Sentenza 04 giugno 2012, n.8926

La convivenza fra i coniugi successiva alla celebrazione del
matrimonio non è espressiva delle norme fondamentali che disciplinano
tale istituto e, pertanto, non è ostativa, sotto il profilo
dell’ordine pubblico interno, alla delibazione della sentenza
ecclesiastica di nullità del matrimonio canonico.
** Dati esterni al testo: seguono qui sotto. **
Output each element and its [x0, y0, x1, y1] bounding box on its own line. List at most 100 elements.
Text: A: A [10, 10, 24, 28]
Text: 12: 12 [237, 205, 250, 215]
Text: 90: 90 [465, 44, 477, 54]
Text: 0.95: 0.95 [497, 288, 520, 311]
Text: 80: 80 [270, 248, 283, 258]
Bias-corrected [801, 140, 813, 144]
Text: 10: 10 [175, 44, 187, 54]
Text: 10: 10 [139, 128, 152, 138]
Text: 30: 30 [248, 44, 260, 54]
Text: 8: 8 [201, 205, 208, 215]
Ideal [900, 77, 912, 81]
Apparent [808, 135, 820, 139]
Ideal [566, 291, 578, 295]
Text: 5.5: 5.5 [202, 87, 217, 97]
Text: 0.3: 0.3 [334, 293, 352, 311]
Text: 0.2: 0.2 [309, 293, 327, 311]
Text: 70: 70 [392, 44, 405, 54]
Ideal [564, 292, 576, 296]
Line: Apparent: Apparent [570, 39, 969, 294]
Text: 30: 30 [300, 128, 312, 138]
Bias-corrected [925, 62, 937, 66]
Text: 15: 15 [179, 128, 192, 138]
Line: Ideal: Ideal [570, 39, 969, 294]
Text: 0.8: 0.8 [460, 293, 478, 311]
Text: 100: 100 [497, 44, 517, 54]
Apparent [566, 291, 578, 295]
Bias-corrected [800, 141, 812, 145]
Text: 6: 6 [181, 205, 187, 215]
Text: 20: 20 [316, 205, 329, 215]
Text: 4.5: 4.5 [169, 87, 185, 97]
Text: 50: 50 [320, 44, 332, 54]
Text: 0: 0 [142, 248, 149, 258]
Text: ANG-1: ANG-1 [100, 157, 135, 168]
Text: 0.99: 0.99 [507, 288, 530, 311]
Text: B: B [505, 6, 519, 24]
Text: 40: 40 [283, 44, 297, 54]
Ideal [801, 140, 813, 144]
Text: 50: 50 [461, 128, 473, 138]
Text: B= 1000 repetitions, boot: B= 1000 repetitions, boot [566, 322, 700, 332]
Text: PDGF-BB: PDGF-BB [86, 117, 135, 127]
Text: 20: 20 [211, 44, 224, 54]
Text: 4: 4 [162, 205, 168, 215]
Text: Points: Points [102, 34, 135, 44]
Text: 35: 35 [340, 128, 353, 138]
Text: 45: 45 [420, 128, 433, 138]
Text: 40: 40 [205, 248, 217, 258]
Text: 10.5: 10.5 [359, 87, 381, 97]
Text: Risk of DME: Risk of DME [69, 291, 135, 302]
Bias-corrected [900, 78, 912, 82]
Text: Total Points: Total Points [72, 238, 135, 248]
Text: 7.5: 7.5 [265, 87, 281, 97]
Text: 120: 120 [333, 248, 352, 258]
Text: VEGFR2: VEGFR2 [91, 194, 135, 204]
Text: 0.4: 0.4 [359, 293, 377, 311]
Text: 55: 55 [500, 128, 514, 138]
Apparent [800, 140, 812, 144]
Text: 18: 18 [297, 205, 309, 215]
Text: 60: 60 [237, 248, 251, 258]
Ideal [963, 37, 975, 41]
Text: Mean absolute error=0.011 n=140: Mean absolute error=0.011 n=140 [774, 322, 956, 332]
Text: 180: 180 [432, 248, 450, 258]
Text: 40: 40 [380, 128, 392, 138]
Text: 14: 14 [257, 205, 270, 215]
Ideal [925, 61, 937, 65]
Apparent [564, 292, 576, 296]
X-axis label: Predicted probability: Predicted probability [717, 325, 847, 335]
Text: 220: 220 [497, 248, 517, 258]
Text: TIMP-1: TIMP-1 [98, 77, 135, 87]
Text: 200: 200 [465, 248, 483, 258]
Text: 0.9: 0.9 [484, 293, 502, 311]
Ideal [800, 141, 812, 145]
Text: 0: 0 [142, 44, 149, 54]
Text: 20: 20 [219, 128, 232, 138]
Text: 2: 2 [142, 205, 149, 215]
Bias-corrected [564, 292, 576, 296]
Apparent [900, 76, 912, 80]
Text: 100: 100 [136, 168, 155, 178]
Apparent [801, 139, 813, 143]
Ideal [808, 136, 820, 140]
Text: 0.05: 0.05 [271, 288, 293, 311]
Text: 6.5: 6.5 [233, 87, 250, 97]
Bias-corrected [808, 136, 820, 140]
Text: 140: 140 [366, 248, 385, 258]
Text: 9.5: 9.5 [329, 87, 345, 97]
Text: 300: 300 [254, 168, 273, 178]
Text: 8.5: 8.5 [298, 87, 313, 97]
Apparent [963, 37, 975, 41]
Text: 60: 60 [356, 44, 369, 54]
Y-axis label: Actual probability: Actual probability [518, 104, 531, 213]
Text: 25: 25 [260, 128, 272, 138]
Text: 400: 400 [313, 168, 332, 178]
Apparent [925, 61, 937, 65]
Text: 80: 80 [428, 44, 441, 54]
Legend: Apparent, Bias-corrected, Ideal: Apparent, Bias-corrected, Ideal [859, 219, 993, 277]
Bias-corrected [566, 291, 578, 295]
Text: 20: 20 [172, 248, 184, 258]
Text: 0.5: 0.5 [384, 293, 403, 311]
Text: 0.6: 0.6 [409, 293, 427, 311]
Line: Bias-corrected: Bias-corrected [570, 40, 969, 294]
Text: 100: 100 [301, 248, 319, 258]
Sentenza 08 febbraio 2012, n.1780

Pur meritando adesione l’indirizzo giurisprudenziale, secondo cui la
successiva convivenza prolungata è da considerarsi espressiva della
volonta di accettazione del matrimonio-rapporto con conseguente
incompatibilità dell’esercizio postumo dell’azione di nullità (cfr.
Cass., Sez. I, 20 gennaio 2011, n. 1343
[https://www.olir.it/documenti/?documento=5571]; e Cass., S.U., 18
luglio 2008, n. 19809 [https://www.olir.it/documenti/?documento=4915]),
si deve ritenere che esso trovi applicazione nei casi in cui, dopo il
matrimonio nullo, tra i coniugi si sia instaurato un vero consorzio
familiare e affettivo, con superamento implicito della causa
originaria di invalidità. In tale ricostruzione interpretativa, il
limite di ordine pubblico postula, pertanto, che non di mera
coabitazione materiale sotto lo stesso tetto si sia trattato, – che
nulla aggiungerebbe ad una situazione di mera apparenza del vincolo –
bensì di vera e propria convivenza significativa di un’instaurata
affectio familiae, nel naturale rispetto dei diritti ed obblighi
reciproci tale da dimostrare l’instaurazione di un matrimonio-rapporto
duraturo e radicato, nonostante il vizio genetico del matrimonio-atto.